Self-assembly of metal nanocrystals on ultrathin oxide for nonvolatile memory applications

Abstract

The self-assembly of metal nanocrystals including Au, Ag, and Pt on ultrathin oxide for nonvolatile memory applications are investigated. The self-assembly of nanocrystals consists of metal evaporation and selective rapid-thermal annealing (RTA). By controlling process parameters, such as the thickness of the deposited film, the post-deposition annealing temperatures, and the substrate doping concentration, metal nanocrystals with density of 2–4 × 1011 cm−2, diameter less than 8.1 nm, and diameter deviation less than 1.7 nm can be obtained. Observation by scanning-transmission electron microscopy (STEM) and convergent-beam electron diffraction (CBED) shows that nanocrystals embedded in the oxide are nearly spherical and crystalline. Metal contamination of the Si/SiO2 interface is negligible, as monitored by STEM, energy dispersive x-ray spectroscopy (EDX), and capacitance-voltage (C-V) measurements.
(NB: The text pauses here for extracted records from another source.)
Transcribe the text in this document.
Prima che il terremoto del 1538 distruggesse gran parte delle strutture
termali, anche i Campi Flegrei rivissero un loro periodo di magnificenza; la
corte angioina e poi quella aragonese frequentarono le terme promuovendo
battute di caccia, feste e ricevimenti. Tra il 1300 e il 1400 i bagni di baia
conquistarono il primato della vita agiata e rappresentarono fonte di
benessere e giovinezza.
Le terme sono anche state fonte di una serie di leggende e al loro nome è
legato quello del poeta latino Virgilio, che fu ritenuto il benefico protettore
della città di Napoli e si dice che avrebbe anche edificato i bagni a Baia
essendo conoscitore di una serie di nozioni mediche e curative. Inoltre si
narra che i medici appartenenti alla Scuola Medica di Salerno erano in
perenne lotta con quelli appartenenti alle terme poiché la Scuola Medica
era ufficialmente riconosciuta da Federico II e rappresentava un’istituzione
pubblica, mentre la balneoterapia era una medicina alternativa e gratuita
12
The electrical characteristics of metal, nanocrystal nonvolatile memories also show advantages over semiconductor counterparts. Large memory windows shown by metal nanocrystal devices in C-V measurements demonstrate that the work functions of metal nanocrystals are related to the charge-storage capacity and retention time because of the deeper potential well in comparison with Si nanocrystals.